Your user data is secretly sent to China through a backdoor on some U.S. Android phones

boing
43

Why would you trust CM Security? Their domain is cmcm.com. Here’s an except from the WHOIS for that domain:

Domain Name: cmcm.com
Registry Domain ID: 809820_DOMAIN_COM-VRSN
Registrar WHOIS Server: whois.ename.com

Registrant Name: zhao yi ding
Registrant Organization: bei jing lie bao wang luo ke ji you xian gong si
Registrant Street: No.8,Courtyard 1,Yaojiayuan South Rd
Registrant City: bei jing
Registrant State/Province: bei jing
Registrant Postal Code: 100000
Registrant Country: CN

Why would you trust a Chinese software supplier to provide you with software to remove Chinese spyware?

2 Likes
44

I imagine that, if you account is in some way compromised, the bank won’t pay because you covertly rooted the phone.

45

Huh.
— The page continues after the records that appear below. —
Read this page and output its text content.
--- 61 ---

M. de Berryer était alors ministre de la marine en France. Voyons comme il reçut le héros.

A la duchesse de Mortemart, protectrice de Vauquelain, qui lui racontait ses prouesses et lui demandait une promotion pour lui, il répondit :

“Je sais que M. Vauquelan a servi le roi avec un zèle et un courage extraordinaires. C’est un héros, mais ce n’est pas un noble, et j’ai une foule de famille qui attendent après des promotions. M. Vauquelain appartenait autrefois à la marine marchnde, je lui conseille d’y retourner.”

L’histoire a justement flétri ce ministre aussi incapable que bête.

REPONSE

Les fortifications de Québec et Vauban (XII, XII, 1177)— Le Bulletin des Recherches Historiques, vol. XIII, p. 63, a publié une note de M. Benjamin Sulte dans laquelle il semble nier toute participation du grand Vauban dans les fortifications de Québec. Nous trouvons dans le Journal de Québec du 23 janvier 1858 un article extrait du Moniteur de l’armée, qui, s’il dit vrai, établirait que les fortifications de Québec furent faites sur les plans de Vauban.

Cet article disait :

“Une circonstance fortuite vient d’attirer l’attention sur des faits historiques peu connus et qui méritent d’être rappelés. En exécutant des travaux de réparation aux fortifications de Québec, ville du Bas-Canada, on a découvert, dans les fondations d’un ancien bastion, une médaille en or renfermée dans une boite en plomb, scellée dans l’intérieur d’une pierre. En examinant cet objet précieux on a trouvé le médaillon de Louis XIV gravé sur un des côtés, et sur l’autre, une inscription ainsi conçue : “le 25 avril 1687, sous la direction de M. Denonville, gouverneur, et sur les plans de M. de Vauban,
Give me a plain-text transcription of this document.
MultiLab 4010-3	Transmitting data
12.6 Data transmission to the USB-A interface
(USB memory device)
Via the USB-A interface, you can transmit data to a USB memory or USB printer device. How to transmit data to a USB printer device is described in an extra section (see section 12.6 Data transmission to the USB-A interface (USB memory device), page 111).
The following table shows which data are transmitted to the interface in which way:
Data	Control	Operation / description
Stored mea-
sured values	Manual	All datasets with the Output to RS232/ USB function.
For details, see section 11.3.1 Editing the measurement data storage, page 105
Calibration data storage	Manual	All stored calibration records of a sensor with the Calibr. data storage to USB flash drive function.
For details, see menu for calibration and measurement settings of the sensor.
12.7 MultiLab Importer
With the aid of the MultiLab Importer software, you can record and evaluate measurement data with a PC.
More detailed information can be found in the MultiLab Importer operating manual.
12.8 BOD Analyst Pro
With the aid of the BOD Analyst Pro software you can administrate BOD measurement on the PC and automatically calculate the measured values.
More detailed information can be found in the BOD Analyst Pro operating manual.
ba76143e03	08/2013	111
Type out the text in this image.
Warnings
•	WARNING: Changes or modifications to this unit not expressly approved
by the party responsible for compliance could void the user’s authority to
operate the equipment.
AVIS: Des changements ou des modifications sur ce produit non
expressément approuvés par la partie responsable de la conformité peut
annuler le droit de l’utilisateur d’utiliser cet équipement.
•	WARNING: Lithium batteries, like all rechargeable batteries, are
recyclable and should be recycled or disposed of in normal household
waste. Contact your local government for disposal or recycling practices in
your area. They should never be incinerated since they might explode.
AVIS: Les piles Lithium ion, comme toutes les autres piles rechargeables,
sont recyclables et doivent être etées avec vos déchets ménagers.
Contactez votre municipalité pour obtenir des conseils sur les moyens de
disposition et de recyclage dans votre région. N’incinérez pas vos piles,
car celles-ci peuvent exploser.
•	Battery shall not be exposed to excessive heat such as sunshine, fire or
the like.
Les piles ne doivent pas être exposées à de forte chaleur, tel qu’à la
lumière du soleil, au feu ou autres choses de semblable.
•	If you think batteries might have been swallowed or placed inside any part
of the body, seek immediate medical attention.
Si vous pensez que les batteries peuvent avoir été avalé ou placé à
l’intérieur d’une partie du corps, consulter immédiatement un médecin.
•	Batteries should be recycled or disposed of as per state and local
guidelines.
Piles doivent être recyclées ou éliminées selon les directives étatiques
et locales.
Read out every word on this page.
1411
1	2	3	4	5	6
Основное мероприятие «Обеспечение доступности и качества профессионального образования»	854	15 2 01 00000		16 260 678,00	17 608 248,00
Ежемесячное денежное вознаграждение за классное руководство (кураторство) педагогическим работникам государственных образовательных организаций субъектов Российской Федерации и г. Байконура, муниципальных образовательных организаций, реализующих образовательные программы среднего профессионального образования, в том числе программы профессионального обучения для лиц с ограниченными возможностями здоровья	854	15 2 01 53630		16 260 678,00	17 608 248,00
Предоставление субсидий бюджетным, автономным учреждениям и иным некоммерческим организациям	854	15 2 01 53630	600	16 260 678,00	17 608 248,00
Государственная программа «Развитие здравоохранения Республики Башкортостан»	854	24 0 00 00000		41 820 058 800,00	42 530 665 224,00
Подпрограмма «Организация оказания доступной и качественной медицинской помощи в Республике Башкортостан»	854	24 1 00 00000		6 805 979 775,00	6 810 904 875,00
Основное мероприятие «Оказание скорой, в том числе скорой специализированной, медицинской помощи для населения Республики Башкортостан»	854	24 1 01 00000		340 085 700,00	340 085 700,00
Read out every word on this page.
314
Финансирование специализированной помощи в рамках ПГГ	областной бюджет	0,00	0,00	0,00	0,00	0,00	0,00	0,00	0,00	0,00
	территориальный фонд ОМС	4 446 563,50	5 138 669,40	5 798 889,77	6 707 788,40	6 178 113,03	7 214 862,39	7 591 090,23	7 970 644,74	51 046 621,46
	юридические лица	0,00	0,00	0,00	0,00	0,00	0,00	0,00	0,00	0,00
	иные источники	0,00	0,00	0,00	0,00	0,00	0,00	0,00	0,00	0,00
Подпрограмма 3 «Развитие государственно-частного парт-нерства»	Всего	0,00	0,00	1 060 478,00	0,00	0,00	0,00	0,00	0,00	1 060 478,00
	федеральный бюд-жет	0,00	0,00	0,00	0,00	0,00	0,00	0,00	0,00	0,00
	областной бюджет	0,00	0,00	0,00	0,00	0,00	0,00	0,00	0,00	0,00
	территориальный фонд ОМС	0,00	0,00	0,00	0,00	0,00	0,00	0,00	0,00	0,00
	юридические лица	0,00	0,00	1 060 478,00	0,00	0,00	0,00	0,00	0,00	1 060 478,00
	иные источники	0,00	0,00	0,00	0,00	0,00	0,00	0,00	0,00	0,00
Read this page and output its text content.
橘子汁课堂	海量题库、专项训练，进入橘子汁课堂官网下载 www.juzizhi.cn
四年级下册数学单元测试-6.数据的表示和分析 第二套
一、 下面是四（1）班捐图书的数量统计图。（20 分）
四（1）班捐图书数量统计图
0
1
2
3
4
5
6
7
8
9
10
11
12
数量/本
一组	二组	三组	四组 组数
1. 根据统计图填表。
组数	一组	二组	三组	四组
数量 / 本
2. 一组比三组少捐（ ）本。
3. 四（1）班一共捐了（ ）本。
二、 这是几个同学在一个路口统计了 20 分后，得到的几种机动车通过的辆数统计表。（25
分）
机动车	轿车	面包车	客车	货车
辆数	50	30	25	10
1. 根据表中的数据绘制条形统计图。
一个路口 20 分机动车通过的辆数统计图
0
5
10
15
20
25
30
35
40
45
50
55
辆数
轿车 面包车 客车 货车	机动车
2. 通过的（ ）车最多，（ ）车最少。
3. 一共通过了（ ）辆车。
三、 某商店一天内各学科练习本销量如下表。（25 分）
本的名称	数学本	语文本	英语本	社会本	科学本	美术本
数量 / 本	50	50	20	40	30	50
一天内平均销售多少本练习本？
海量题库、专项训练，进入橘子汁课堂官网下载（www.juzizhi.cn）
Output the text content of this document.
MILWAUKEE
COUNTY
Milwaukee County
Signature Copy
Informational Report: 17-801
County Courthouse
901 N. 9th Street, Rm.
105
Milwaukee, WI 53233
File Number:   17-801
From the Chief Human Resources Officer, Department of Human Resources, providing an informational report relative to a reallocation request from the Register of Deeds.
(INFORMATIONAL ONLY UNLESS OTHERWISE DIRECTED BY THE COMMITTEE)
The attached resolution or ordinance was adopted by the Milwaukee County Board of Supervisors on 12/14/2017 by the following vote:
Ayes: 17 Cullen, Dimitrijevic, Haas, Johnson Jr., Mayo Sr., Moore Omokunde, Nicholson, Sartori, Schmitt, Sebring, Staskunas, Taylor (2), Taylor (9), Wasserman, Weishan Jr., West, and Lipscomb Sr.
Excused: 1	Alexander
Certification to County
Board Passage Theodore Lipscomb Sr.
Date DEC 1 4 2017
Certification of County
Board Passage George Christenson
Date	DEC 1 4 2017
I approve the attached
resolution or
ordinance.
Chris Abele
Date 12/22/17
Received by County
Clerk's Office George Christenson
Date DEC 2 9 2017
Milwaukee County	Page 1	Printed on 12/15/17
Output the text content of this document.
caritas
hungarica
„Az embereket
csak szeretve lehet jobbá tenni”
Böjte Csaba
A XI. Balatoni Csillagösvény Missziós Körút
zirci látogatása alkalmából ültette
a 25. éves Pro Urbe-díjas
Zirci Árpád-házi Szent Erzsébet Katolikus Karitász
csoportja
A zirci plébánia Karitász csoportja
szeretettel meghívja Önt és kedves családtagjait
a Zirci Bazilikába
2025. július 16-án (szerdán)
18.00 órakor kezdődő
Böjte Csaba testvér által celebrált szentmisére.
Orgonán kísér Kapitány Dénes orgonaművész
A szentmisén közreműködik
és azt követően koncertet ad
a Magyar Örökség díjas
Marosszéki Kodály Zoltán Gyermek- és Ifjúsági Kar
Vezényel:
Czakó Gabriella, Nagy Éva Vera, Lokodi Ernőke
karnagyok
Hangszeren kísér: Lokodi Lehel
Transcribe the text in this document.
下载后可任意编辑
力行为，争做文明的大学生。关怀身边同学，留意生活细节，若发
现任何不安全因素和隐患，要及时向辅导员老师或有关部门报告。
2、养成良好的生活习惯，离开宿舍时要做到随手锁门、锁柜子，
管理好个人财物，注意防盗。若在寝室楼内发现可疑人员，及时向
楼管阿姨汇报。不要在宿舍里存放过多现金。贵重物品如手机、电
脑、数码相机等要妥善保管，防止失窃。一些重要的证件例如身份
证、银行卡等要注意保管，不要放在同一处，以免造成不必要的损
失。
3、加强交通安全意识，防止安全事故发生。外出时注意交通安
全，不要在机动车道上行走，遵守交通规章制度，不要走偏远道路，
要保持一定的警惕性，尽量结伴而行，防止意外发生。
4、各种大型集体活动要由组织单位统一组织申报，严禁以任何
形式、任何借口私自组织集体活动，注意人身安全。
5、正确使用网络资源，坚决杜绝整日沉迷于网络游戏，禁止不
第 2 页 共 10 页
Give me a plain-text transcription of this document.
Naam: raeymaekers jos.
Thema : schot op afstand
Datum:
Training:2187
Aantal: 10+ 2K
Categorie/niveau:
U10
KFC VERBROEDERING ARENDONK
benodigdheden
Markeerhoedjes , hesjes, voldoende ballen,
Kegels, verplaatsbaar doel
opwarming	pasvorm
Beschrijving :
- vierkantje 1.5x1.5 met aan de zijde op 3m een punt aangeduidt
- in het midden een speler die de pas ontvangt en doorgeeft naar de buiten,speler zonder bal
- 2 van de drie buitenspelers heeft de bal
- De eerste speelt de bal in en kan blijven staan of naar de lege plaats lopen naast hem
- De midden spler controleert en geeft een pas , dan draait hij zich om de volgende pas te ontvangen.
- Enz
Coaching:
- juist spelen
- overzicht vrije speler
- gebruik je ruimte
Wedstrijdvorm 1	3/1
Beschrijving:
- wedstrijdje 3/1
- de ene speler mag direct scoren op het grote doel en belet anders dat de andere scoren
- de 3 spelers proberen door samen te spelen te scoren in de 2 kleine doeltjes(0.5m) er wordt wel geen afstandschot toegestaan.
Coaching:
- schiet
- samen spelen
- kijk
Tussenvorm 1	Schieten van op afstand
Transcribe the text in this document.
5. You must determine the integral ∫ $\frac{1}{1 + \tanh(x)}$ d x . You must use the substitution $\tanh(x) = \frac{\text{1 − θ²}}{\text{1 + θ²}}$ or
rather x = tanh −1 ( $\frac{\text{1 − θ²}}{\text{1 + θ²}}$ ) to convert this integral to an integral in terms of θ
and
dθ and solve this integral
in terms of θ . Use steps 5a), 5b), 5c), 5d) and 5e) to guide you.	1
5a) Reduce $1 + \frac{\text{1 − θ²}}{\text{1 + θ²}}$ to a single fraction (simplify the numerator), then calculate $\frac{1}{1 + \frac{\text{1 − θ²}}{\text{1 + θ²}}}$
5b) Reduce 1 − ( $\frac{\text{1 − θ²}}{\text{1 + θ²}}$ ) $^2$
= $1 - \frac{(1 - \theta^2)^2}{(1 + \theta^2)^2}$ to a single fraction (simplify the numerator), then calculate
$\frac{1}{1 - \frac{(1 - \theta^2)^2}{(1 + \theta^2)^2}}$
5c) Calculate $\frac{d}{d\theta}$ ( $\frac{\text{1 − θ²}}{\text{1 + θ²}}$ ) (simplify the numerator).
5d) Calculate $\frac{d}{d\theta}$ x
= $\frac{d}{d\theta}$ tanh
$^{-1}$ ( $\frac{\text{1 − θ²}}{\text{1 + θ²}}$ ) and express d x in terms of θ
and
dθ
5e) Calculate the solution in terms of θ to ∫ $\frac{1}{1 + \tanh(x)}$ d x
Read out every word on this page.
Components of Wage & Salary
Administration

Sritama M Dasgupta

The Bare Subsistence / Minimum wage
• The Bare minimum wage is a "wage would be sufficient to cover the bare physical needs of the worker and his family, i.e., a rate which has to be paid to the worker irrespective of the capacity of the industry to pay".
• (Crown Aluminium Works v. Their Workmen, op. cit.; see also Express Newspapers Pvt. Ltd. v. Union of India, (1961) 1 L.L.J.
I was going more by good reviews for the product online. I didn’t research the company. (Insert “oh :poop:” gif here.) Though-- I’ve also connected my phone to my laptop computer and let ESET scan it. The phone came up clean every time.

46

Why would you trust any third party software supplier (other than perhaps BlackBerry) to provide you with software to remove spyware? I know that possibly comes over as a bit paranoid, but the history of AV vendors is not exactly fault-free; then there was the famous Sony rootkit incident, W10 data mining, and doubtless others. So much Android software itself includes spyware that it seems to be the dominant business model.

2 Likes
47

They know where the bodies are buried.

48

Torrent not required, malicious links will get you there. It’s standard behavior for Chrome to download apks if you click on a link without asking you to confirm. Plus the Play Store isn’t free of malware, either.

49

Yes, mentioned above by folks. I’ve attended entire talks on that subject. I don’t know why Google doesn’t do a better job there.

1 Like
50

This is one of the big benefits of being a member of Five Eyes. You spy on my citizens, because I’m not allowed to. I’ll spy on your citizens, because you’re not allowed to. Then we’ll share data according to long standing agreements. Technically no laws broken, but holy shit has the spirit of the thing been raped.

5 Likes
51

While there may be some exceptions I am unaware of, you imagine incorrectly, unless you have a specific ToS that says otherwise. Nor is “you imagine” particularly compelling.

Most bank apps, point of fact, don’t even bother checking for root.

52

This topic was automatically closed after 5 days. New replies are no longer allowed.